Ten Things We Hate About You: Part Deux
I don’t want to write this post. I really don’t. I’m now eight months pregnant, with an empty tea mug and a raging headache I’ve named Chuck for no other reason than I was reading Wendig’s blog when I decided to entitle my skull pain. Plus, I’m sick of naming my headaches after my husband and kids. It gets confusing after awhile, especially when I expect tasty red pills to make my husband Rick go the fuck away and never bother me again – and they don’t.
No, I need stronger, bluer pills for that, I think.

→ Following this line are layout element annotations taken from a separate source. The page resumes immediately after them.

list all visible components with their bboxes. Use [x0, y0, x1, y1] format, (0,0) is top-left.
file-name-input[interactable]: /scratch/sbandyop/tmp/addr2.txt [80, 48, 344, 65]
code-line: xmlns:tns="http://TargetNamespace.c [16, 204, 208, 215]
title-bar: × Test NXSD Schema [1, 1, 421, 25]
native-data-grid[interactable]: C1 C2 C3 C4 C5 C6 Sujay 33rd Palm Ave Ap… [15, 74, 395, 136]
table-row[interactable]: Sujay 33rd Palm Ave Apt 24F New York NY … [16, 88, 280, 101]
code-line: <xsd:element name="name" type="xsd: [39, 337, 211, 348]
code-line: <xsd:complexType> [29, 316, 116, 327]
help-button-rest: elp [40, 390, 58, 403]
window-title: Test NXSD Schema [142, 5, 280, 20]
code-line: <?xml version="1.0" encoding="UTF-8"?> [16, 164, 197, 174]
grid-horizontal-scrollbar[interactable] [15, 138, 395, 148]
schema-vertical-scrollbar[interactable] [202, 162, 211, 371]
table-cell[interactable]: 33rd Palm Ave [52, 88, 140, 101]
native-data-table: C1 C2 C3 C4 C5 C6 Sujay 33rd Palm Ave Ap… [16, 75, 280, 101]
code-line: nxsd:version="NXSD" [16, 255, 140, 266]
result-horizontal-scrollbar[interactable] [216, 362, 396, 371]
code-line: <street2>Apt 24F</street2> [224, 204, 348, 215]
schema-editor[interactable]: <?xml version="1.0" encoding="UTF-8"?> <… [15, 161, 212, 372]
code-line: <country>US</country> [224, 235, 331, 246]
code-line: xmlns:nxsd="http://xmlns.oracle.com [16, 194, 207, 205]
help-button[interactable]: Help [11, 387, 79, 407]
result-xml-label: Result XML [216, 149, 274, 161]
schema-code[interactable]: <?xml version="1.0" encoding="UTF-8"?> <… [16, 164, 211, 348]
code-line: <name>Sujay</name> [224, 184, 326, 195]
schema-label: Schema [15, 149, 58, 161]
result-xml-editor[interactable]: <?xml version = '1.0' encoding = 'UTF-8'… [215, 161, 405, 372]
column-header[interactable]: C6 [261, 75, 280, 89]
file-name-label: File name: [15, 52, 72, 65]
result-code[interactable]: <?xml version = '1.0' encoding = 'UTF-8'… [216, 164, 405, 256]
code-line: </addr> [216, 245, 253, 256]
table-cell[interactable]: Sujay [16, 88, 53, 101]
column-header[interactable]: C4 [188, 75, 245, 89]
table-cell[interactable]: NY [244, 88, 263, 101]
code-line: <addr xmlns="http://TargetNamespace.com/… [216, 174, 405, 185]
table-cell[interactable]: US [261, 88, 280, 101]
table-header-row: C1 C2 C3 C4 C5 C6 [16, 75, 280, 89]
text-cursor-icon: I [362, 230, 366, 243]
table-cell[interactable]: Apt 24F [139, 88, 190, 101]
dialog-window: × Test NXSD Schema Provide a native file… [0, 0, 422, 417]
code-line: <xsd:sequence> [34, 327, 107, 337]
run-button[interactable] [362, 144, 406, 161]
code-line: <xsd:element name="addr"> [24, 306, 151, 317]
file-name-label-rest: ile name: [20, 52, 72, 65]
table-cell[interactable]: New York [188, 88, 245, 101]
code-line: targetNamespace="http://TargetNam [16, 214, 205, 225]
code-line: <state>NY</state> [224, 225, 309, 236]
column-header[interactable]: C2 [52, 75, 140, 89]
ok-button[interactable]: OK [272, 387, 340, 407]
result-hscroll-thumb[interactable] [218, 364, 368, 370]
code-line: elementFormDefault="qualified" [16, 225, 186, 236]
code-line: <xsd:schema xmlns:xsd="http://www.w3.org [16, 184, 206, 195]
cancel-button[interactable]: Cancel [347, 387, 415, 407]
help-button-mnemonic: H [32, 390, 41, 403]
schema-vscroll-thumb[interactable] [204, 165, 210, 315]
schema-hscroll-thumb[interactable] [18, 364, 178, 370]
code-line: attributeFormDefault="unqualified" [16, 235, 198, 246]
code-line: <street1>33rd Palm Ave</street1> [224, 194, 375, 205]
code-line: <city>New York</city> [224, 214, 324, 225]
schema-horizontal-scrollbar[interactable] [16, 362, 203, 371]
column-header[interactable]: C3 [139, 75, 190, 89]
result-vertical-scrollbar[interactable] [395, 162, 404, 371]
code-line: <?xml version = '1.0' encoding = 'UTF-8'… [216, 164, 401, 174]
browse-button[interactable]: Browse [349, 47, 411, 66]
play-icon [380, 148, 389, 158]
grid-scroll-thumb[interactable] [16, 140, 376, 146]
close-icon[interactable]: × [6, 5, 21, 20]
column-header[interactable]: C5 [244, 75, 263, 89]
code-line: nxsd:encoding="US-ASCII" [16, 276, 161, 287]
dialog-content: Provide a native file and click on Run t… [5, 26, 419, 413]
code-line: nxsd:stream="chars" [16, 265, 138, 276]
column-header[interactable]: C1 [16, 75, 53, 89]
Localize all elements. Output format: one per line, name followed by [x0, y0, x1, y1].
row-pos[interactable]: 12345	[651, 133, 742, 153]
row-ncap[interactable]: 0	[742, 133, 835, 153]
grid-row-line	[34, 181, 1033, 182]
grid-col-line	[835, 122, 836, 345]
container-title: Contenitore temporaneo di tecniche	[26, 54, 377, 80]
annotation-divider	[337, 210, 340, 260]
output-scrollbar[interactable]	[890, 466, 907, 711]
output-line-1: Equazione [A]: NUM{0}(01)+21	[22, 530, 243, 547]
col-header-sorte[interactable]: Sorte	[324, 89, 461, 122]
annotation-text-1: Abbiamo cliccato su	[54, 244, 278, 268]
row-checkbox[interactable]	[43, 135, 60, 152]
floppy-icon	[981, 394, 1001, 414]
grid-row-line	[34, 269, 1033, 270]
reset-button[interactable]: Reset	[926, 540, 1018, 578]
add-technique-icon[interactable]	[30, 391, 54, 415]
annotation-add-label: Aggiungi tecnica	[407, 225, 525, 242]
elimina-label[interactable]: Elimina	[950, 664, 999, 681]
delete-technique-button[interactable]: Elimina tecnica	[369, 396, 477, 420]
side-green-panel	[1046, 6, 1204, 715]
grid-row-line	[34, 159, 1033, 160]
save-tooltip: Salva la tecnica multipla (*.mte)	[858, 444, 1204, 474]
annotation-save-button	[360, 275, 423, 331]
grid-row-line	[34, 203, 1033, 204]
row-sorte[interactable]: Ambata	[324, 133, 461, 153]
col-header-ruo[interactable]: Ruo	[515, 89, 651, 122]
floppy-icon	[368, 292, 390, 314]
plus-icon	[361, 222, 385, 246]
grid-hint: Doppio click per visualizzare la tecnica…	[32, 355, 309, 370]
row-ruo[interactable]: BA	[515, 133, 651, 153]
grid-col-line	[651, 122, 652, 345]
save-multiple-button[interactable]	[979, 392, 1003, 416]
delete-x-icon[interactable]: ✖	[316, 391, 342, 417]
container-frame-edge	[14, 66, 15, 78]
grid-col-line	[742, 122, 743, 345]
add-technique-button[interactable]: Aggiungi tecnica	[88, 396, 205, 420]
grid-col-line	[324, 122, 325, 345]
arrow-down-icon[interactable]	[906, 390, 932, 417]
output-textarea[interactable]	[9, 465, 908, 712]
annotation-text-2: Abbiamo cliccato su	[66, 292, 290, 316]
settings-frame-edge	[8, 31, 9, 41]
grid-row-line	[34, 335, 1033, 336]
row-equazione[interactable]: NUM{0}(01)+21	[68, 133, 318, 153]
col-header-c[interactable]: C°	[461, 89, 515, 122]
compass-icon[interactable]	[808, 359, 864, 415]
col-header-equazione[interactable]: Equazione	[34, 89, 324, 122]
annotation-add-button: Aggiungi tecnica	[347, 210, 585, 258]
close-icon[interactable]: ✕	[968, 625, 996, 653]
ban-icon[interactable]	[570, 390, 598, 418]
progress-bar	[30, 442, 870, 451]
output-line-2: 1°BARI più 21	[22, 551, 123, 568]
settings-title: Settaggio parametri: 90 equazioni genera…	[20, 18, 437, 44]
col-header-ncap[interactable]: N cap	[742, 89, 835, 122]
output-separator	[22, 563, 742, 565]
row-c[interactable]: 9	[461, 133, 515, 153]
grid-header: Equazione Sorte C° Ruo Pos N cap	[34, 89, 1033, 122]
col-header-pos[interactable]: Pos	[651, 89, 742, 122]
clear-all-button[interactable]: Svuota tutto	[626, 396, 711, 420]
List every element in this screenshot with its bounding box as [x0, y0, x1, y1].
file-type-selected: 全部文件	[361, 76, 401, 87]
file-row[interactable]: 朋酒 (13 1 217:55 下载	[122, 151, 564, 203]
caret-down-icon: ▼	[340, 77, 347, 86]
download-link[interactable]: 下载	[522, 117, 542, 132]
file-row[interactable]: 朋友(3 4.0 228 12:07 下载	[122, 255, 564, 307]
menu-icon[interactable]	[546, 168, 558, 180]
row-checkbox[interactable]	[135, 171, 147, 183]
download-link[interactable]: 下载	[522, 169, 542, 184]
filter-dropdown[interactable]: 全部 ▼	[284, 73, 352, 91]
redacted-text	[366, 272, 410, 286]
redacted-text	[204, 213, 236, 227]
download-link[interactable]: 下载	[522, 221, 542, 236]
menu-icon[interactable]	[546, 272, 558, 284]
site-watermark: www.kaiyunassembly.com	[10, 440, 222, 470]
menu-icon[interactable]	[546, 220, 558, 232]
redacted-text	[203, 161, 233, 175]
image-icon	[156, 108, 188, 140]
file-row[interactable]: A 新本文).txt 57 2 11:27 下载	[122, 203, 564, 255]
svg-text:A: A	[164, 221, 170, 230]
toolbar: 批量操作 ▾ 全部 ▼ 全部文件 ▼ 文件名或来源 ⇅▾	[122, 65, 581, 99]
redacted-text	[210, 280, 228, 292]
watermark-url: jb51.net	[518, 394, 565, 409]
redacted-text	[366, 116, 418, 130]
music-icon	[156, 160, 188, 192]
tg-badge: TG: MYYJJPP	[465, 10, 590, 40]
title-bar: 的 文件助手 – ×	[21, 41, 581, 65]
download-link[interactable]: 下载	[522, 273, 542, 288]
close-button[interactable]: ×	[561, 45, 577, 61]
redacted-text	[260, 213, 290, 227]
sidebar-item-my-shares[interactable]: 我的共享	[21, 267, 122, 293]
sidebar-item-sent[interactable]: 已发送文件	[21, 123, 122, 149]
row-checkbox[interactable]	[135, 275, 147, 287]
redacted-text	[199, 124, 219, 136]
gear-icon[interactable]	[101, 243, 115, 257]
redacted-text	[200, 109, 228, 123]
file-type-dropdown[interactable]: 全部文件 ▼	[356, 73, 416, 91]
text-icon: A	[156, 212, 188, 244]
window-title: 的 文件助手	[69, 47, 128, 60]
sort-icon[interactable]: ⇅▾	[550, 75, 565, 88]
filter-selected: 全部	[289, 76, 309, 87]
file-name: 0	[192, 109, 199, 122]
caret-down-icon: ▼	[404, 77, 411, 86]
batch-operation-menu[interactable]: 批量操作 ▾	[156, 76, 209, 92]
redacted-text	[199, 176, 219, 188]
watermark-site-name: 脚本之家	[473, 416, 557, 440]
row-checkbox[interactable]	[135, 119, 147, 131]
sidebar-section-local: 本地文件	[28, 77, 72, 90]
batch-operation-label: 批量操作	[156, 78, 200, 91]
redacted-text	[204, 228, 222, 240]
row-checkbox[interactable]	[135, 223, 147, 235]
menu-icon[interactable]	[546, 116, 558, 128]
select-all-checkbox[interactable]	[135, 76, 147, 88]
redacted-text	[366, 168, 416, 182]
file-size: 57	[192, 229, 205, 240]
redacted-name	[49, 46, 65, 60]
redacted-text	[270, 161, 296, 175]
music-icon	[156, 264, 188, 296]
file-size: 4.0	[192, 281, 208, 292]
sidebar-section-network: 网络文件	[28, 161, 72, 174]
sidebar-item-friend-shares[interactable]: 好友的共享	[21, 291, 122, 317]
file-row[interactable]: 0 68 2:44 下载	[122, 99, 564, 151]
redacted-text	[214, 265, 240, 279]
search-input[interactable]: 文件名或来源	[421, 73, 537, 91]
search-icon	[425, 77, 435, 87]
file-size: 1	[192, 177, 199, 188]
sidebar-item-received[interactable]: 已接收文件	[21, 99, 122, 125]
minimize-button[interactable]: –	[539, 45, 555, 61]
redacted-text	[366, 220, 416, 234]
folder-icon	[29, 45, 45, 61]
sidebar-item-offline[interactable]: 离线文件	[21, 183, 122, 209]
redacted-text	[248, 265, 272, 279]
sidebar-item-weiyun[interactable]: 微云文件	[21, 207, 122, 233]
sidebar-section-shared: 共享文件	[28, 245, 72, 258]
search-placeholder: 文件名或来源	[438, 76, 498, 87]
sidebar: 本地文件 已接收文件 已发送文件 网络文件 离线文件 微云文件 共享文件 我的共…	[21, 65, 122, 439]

Maybe a straightjacket and some padded walls.
Or a gun.
Yeah, the gun would probably work best.
Regardless, there are about a hundred other things calling out for my attention right now. I’ve got a Woodsman in Lord of the Rings Online who needs to master the 5th tier of farming, there’s that book review of The Gathering Storm I’ve been thinking about writing since Wednesday when I finally finished the fucking thing, episodes of Grey’s Anatomy I didn’t catch on TV to watch, and a whole lotta other procrastinating to do. Plus, there’s the whole “I didn’t make any strict scheduling promises to you or this blog, asshole”.
Unfair, I know. Rick’s been really forgiving with my mood, attitude and general malaise lately. He doesn’t have to be; I’m now far too pregnant to maintain my speed in any long chase, and if he truly pissed me off, it wouldn’t be too hard to escape me.